EFFECTIVE CHARGE OF MELITTIN UPON INTERACTION WITH POPC VESICLES

The binding of bee venom melittin to small unilamellar vesicles and large nonsonicated multilamellar bilayer membranes composed of I-palmitoyl-2-oleoyl-sn-glycero-3-phosphocholine (POPC) was studied by means of circular dichroiSM, P-31-NMR and electrophoretic mobility. The melittin binding isotherm for small unilamellar vesicles (SUV) could be described by a partition equilibrium with K(p) = (6 +/- 1).10(4) M-1. Electrostatic effects were taken into account by means of the Gouy-Chapman theory. Combining the partition equilibrium with the Gouy-Chapman analysis suggested an effective charge for melittin of z(p) = 1.9, which is lower than the true electric charge of 5-6. The variation of the P-31-NMR signal of SUV showed the change in potential at the phosphodiester moiety of the lipid upon addition of melittin.
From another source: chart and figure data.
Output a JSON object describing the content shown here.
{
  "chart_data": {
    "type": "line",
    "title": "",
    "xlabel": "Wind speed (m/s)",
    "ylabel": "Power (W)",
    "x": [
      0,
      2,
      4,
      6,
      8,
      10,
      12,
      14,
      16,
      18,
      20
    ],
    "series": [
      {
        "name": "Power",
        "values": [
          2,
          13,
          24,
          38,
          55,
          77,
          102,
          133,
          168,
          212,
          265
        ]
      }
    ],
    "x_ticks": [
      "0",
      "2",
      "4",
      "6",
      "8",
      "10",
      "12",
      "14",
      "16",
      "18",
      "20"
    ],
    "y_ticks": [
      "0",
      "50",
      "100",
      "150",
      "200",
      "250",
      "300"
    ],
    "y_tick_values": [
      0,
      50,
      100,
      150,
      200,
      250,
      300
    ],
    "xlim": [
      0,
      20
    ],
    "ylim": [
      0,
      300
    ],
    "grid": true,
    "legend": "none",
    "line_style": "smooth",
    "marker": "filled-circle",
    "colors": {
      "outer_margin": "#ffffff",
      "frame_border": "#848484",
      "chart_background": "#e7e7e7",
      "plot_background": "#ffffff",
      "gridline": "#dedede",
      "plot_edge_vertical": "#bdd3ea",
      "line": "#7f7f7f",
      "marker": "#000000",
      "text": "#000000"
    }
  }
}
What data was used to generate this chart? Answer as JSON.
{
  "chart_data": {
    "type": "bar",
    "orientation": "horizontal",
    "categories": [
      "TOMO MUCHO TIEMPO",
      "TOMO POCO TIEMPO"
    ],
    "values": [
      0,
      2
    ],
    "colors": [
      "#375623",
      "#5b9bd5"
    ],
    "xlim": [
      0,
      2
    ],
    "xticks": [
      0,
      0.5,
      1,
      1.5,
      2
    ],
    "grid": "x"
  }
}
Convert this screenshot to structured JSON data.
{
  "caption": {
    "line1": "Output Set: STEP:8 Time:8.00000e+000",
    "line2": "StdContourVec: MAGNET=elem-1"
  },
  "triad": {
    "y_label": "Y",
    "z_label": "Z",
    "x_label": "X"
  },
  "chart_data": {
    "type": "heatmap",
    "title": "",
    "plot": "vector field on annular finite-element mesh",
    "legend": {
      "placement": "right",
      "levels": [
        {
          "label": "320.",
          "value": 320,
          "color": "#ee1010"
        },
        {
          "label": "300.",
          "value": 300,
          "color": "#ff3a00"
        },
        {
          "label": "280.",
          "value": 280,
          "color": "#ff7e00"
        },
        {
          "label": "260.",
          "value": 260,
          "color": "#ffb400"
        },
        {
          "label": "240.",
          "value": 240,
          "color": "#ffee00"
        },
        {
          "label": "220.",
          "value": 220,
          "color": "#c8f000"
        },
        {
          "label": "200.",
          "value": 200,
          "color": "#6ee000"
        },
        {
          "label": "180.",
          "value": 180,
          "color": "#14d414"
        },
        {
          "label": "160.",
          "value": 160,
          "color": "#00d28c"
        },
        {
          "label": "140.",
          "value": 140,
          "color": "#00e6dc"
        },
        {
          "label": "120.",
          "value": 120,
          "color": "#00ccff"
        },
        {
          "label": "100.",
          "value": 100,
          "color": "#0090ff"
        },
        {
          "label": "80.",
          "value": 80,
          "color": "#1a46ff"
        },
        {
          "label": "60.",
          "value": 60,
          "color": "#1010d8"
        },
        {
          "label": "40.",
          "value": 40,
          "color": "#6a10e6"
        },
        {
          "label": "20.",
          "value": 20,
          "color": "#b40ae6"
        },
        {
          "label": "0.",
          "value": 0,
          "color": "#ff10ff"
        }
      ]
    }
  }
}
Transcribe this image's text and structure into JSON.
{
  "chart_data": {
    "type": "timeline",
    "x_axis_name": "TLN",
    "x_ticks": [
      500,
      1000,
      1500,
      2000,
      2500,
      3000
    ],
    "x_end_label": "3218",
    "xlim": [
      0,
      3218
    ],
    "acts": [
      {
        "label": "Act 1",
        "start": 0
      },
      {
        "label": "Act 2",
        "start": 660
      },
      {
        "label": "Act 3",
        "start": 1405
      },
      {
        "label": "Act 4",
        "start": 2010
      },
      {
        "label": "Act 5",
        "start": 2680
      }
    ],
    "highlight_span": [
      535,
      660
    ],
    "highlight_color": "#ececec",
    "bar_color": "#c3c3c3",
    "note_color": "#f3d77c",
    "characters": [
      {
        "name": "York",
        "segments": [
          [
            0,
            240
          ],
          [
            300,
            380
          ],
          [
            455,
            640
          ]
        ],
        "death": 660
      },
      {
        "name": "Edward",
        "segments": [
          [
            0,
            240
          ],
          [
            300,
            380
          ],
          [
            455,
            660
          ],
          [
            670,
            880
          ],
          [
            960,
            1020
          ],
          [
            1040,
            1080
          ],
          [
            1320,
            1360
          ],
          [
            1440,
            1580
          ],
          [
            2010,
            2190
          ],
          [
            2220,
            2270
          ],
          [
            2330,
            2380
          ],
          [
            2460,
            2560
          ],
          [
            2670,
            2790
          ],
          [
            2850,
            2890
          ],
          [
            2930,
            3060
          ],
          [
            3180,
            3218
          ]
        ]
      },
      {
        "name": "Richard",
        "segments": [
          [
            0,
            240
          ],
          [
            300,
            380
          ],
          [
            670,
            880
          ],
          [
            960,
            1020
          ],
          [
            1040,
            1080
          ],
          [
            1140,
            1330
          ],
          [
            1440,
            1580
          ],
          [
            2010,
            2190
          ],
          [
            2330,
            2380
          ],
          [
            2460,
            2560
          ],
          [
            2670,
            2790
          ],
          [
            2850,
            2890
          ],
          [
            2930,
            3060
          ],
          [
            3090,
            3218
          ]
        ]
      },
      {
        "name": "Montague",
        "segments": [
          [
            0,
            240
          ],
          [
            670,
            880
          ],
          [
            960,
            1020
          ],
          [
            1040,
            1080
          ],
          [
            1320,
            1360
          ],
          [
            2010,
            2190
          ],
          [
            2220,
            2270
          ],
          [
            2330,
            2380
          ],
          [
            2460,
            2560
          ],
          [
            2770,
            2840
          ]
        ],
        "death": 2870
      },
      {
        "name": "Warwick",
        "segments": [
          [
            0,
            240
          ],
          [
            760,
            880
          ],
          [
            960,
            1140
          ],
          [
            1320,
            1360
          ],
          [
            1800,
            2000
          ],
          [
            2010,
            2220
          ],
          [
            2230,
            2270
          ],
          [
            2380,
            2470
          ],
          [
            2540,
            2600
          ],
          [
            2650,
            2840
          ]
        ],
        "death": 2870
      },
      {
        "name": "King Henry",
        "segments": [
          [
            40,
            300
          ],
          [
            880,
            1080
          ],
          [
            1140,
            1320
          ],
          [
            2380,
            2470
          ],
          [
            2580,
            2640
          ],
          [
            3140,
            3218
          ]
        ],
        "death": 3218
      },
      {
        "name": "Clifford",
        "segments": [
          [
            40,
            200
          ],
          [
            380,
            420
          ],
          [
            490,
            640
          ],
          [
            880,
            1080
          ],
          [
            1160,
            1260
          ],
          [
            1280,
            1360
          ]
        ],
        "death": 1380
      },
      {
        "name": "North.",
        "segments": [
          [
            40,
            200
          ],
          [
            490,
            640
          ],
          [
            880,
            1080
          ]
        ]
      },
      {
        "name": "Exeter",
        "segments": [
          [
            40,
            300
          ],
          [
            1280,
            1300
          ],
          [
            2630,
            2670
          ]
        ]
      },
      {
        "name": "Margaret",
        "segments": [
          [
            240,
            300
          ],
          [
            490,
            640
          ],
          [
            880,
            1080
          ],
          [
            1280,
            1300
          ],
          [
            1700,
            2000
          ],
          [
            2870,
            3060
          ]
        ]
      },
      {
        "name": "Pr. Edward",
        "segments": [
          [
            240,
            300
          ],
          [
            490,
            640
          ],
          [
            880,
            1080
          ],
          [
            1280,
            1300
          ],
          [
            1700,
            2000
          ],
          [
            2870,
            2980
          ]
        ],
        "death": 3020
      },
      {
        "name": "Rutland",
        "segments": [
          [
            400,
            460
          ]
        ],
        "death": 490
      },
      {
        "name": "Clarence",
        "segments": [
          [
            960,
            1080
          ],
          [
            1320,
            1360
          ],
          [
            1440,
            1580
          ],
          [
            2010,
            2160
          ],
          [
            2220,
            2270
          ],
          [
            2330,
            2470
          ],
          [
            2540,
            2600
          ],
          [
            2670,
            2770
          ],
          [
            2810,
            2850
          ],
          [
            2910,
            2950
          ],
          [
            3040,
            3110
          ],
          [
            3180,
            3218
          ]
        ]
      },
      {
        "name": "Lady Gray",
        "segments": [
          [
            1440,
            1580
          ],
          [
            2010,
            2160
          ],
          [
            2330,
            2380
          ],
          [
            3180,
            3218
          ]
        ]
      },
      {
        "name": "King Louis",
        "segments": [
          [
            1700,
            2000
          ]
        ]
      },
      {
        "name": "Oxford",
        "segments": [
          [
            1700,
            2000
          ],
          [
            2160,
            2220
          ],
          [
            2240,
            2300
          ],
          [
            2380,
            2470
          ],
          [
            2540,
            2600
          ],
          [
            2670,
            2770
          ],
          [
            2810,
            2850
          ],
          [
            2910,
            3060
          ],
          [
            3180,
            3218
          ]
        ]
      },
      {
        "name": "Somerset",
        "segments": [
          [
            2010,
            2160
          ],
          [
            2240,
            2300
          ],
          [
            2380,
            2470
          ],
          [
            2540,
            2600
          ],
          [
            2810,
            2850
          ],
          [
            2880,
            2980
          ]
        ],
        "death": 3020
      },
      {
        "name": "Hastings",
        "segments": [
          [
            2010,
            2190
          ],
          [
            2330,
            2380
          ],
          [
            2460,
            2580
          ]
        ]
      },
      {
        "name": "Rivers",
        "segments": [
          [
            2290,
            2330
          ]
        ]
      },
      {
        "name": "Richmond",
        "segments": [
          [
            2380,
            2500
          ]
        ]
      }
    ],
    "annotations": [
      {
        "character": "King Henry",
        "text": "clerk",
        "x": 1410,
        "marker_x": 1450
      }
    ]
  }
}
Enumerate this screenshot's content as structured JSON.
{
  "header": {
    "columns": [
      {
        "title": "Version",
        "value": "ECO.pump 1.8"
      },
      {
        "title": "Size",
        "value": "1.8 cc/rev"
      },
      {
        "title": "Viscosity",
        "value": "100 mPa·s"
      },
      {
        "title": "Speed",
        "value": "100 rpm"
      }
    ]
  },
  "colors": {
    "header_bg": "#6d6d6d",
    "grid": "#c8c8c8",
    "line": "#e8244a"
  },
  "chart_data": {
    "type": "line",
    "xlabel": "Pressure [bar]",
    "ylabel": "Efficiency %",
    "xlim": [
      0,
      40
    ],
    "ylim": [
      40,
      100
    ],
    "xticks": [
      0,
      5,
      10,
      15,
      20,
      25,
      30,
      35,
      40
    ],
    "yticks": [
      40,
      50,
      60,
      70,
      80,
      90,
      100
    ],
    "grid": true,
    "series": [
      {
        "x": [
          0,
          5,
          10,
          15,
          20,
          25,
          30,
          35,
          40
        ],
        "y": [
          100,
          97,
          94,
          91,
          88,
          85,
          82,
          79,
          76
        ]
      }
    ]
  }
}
This potential change was lower than that for an ion with an electrical charge of 5-6 and corresponded to a charge of 1.5. Electrophoretic mobility measurements with multilamellar vesicles confirmed the charge reduction effect. These experimental results show that the use of the simple Gouy-Chapman theory requires an effective electrical charge of the melittin which is lower than the formal charge.